Concurrently, Shane confronts Jack at the cemetery near Victor, Jr.'s grave, accusing him of being Gigi's real murderer and shoots at him. Shane intentionally misses, instead knocking Jack unconscious with the gun and taking him to the hospital. Jack soon meets Neela Patel (Teresa Patel), with whom he has a brief romance. Angry at Todd reclaiming his life, Jack sets fire to The Sun offices, unaware Neela's brother and sister-in-law, Vimal (Nick Choksi) and Rama Patel (Shenaz Treasury) were both inside. Todd later finds out it was Jack who set the fire at The Sun, and blackmails him into a cordial relationship for silence and help finding a Christmas tree for the mansion of his great-aunt Dorian, La Boulaie. Sharing an intimate moment, Neela coaxes Jack into admitting his complicity in the death of Shane's mother Gigi and records their conversation for Shane, who brings the tape to the police. Jack is arrested for Gigi's death on Christmas Eve 2011, just as Jack was ready to accept Todd as his biological father.

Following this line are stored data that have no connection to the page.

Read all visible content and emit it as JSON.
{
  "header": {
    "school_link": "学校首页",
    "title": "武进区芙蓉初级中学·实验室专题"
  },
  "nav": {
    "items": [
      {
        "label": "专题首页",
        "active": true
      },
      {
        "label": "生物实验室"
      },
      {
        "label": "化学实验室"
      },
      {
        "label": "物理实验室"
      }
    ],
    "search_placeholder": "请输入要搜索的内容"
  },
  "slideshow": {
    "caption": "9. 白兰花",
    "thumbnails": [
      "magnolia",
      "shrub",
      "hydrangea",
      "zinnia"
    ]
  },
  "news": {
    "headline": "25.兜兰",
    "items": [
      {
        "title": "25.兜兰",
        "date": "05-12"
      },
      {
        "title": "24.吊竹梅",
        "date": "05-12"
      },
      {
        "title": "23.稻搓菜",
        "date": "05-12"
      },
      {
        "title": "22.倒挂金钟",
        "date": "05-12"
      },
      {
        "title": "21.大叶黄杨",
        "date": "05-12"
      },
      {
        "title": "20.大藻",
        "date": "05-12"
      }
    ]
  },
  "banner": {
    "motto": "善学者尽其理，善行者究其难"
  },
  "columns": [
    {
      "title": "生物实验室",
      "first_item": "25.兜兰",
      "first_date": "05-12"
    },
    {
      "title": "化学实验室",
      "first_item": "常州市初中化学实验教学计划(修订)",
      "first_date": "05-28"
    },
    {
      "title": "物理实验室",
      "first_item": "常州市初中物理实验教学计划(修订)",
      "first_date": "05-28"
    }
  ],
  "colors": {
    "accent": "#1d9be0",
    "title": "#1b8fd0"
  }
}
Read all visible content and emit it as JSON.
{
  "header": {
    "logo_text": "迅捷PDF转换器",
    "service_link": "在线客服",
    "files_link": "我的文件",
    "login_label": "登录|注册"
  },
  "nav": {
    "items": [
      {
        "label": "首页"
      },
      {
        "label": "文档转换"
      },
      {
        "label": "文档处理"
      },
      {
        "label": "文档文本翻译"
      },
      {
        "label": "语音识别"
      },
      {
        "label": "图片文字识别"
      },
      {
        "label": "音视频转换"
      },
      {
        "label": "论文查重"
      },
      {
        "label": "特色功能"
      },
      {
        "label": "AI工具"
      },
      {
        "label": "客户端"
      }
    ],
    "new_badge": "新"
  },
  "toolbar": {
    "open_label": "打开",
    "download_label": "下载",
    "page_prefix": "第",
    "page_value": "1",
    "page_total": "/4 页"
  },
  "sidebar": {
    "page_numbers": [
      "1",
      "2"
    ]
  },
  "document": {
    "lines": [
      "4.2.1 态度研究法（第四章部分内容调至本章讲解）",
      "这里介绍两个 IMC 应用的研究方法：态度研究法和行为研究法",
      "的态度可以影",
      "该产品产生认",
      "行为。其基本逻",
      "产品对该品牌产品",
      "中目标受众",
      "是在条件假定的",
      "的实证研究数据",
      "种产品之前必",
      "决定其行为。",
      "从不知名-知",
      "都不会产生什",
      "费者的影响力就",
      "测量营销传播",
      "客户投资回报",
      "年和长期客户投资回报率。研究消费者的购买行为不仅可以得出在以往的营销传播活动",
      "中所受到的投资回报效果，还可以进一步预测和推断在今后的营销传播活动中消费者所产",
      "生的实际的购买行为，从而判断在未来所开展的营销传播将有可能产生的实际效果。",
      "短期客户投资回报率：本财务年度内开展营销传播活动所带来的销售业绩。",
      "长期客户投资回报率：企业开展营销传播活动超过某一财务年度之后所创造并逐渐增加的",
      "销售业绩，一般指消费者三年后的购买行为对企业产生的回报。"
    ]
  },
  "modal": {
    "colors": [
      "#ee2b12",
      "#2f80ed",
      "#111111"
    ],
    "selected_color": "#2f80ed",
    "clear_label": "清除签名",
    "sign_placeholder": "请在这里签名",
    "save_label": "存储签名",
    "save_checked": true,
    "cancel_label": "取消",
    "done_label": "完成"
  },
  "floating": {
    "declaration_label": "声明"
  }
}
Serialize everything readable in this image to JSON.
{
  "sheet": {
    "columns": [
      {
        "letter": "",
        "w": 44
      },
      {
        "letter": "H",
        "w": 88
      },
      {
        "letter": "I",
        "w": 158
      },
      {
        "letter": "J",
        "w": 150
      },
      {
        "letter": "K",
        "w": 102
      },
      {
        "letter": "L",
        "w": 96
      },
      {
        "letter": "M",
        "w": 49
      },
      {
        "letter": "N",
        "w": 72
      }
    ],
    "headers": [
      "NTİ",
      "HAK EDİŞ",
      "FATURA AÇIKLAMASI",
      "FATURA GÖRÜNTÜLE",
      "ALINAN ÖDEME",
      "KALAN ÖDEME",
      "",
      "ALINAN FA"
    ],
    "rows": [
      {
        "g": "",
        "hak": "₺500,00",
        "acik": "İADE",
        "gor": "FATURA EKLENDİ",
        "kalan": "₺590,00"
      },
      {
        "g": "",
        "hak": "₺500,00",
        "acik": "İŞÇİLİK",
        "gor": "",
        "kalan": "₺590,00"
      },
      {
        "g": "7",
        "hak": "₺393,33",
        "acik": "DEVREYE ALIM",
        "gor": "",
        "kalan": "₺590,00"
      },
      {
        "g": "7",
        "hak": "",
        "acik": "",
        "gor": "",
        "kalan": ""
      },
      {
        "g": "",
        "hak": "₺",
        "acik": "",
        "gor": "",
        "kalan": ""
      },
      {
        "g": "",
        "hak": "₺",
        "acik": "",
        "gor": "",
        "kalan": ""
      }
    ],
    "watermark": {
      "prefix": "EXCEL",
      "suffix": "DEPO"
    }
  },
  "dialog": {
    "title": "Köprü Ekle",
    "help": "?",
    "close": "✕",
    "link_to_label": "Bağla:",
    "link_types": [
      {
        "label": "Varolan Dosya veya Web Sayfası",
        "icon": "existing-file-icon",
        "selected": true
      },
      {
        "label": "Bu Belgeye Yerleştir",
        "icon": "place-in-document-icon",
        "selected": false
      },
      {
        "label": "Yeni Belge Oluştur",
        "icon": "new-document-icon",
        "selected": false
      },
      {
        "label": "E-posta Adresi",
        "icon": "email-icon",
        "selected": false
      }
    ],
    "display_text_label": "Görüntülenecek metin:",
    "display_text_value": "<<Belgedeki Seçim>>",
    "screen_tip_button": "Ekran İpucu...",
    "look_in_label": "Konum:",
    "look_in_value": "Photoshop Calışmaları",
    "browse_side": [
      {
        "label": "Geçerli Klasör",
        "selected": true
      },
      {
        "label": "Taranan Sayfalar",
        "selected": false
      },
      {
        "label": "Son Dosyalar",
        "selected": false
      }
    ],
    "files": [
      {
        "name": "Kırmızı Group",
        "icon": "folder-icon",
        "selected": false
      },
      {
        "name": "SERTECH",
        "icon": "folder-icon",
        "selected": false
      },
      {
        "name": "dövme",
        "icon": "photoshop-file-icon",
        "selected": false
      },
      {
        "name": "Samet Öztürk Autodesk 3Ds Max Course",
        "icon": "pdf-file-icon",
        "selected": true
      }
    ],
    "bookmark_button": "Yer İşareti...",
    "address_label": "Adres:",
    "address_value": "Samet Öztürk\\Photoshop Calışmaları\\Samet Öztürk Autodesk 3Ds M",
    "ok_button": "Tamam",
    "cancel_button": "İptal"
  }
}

Just before the New Year, Jack and Téa are surprised to discover Gigi is still alive and that the woman who died with Gigi's face was her jealous sister Stacy (Farah Fath/Crystal Hunt), who unknowingly had plastic surgery to appear exactly as her sister. Gigi confronts Jack about almost killing her but is stopped by Shane, who tells her it is not worth getting even with Jack since he was not really responsible for her "death". Murder charges against Jack are dropped with Stacy's death ruled accidental. Neela later apologizes to Jack for the recording and admits to him that he matched the description of the boy she dreamed of falling in love with. Neela bids Jack goodbye when she tells him that she believes that Jack was truly sorry for his actions. Jack is last seen saying goodbye to his sister Starr, who moves to Hollywood with Hope to pursue a music career.

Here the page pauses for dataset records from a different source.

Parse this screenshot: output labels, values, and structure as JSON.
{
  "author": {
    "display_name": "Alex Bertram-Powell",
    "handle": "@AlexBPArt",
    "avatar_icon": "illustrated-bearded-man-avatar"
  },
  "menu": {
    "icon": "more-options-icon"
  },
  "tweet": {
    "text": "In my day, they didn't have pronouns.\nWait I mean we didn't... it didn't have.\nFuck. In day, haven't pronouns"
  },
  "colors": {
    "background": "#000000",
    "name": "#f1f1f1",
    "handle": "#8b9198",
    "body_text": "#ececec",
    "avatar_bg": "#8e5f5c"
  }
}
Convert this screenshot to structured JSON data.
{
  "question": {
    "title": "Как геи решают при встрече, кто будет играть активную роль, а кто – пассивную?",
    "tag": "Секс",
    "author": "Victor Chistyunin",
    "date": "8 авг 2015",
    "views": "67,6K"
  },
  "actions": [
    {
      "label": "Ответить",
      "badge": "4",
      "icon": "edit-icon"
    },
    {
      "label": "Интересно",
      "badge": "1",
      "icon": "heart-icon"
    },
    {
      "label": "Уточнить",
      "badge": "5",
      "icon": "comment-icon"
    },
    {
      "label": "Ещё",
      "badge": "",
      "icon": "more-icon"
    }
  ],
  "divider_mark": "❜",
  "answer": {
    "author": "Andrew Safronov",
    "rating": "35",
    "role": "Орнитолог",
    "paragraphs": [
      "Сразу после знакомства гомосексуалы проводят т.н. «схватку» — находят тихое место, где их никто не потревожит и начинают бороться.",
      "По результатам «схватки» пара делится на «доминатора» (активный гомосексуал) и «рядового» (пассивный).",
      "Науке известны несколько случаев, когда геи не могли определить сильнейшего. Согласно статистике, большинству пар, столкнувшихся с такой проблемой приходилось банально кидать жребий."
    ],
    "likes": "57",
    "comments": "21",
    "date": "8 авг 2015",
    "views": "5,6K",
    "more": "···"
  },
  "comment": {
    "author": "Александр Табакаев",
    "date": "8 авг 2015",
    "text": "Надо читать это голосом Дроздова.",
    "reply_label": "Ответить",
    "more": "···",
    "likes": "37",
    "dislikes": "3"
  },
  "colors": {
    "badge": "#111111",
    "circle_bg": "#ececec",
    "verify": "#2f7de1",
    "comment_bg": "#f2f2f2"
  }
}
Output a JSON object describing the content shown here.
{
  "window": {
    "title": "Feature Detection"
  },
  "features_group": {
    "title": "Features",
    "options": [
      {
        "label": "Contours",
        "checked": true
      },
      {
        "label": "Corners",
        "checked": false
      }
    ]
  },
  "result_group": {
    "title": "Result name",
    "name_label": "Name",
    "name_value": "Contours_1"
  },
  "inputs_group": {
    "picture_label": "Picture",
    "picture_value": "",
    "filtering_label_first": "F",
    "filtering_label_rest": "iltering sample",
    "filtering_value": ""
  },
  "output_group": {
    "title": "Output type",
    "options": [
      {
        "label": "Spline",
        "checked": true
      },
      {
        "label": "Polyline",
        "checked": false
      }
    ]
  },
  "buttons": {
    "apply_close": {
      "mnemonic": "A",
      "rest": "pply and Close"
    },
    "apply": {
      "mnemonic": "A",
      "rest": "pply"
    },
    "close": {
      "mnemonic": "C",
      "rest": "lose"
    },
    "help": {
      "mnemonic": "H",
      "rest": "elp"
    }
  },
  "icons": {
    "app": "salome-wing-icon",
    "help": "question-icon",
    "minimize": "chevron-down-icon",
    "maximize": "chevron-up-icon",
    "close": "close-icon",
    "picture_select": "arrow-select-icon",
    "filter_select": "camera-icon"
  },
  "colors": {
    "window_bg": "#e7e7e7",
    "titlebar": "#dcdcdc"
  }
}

With Starr and Todd having crossed over to General Hospital, Jack is mentioned several times. On the June 23 episode, Todd says to Sam Morgan (Kelly Monaco), who was briefly his secretary, to put his calls through to him if Starr calls or if Jack and his other sister, Dani (Kelley Missal) call, both of whom probably will not call due to him being found on not guilty for killing Victor. On the July 17 episode, Todd tells Carly Corinthos (Laura Wright) Jack is at ice hockey camp.

Jack is still at odds with Todd upon his reappearance in April 2013, soon rejoicing at the revelation that adoptive father Victor, Jr. is alive. Jack strongly rebuffs Todd's attempts at a relationship but is devastated when Victor leaves town soon after his reappearance. Curmudgeonly moody to family members save for Victor's immediate family, Jack reveals to his paternal aunt Viki (Erika Slezak) his conflicted feelings for both "fathers" and fear of following in the troubled legacy of Lord men.

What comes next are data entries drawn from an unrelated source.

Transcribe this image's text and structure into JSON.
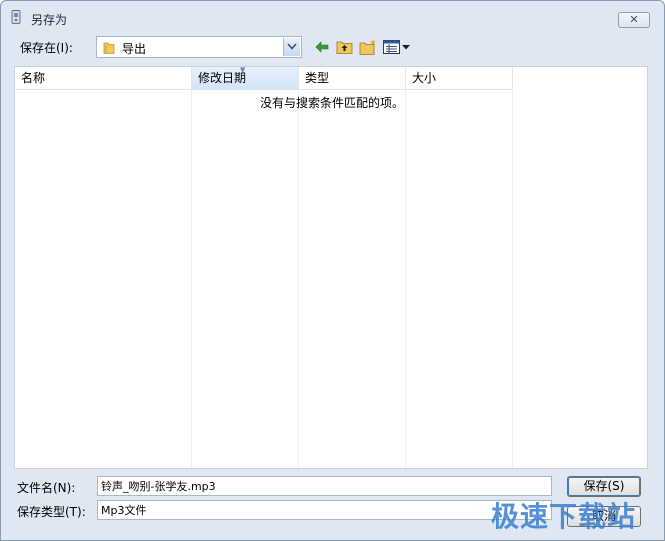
{
  "window": {
    "title": "另存为",
    "close_label": "✕"
  },
  "toolbar": {
    "save_in_label": "保存在(I):",
    "location": "导出",
    "buttons": [
      "back-icon",
      "up-folder-icon",
      "new-folder-icon",
      "view-menu-icon"
    ]
  },
  "file_list": {
    "columns": [
      "名称",
      "修改日期",
      "类型",
      "大小"
    ],
    "sorted_column": "修改日期",
    "empty_message": "没有与搜索条件匹配的项。"
  },
  "form": {
    "filename_label": "文件名(N):",
    "filename_value": "铃声_吻别-张学友.mp3",
    "filetype_label": "保存类型(T):",
    "filetype_value": "Mp3文件"
  },
  "buttons": {
    "save": "保存(S)",
    "cancel": "取消"
  },
  "watermark": "极速下载站"
}
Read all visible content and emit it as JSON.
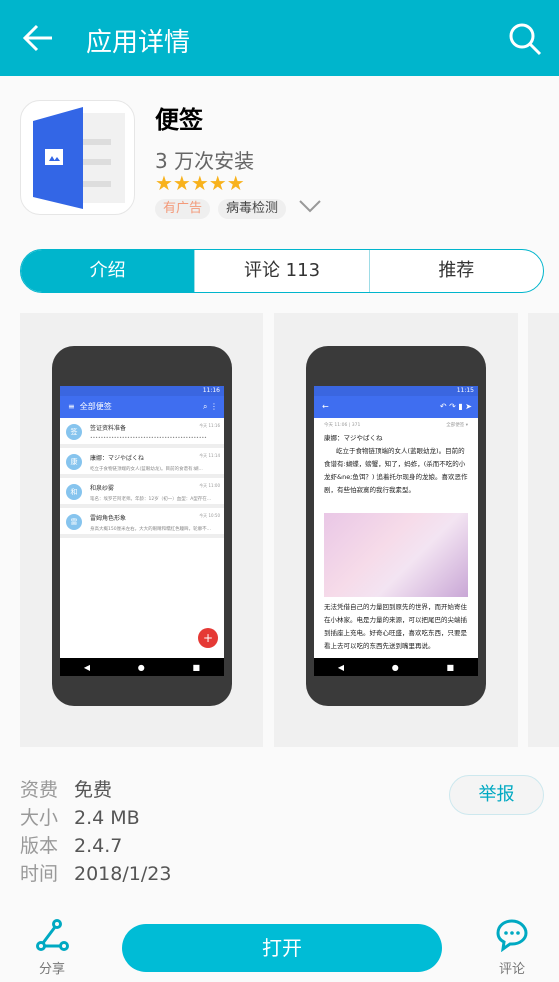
{
  "header": {
    "title": "应用详情",
    "back_icon": "arrow-left-icon",
    "search_icon": "search-icon"
  },
  "app": {
    "name": "便签",
    "installs": "3 万次安装",
    "stars": "★★★★★",
    "rating": 5,
    "tags": [
      "有广告",
      "病毒检测"
    ]
  },
  "tabs": [
    {
      "label": "介绍"
    },
    {
      "label": "评论  113"
    },
    {
      "label": "推荐"
    }
  ],
  "screens": {
    "s1": {
      "time": "11:16",
      "title": "全部便签",
      "notes": [
        {
          "av": "签",
          "title": "签证资料准备",
          "snippet": "••••••••••••••••••••••••••••••••••••••••••••",
          "time": "今天 11:16"
        },
        {
          "av": "康",
          "title": "康娜：マジやばくね",
          "snippet": "屹立于食物链顶端的女人(蓝眼幼龙)。目前的食谱有:蝴...",
          "time": "今天 11:14"
        },
        {
          "av": "和",
          "title": "和泉纱雾",
          "snippet": "笔名：埃罗芒阿老师。年龄：12岁（初一）血型：A型存在...",
          "time": "今天 11:00"
        },
        {
          "av": "雷",
          "title": "雷姆角色形象",
          "snippet": "身高大概150厘米左右。大大的眼睛和糯红色瞳眸，轮廓不...",
          "time": "今天 10:50"
        }
      ],
      "fab": "+"
    },
    "s2": {
      "time": "11:15",
      "meta": "今天 11:06 | 371",
      "folder": "全部便签 ▾",
      "heading": "康娜：マジやばくね",
      "p1": "屹立于食物链顶端的女人(蓝眼幼龙)。目前的食谱有:蝴蝶，螃蟹，知了，蚂蚱，(杀而不吃的小龙虾&ne;鱼饵？) 追着托尔现身的龙娘。喜欢恶作剧，有些怕寂寞的我行我素型。",
      "p2": "无法凭借自己的力量回到原先的世界，而开始寄住在小林家。电是力量的来源，可以把尾巴的尖端插到插座上充电。好奇心旺盛，喜欢吃东西，只要是看上去可以吃的东西先送到嘴里再说。"
    }
  },
  "details": [
    {
      "k": "资费",
      "v": "免费"
    },
    {
      "k": "大小",
      "v": "2.4 MB"
    },
    {
      "k": "版本",
      "v": "2.4.7"
    },
    {
      "k": "时间",
      "v": "2018/1/23"
    }
  ],
  "report_label": "举报",
  "bottom": {
    "share": "分享",
    "open": "打开",
    "comment": "评论"
  },
  "colors": {
    "accent": "#00b5cc",
    "star": "#f8b21c",
    "app_blue": "#3366e6"
  }
}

While having coffee at the coffee shop one day before summer school, he is approached by a woman who lures him to her apartment by taking his laptop. Once there, they have sex twice, and Jack loses his virginity in the process. The woman introduces herself as Kate (Alice Callahan). Jack rushes off to school, saying he has to be somewhere. Upon arriving at school, he is shocked to find Kate is his teacher. After an awkward day at class, she asks him to stay back. Jack uncomfortably considers transferring classes, but they begin kissing, continuing their affair.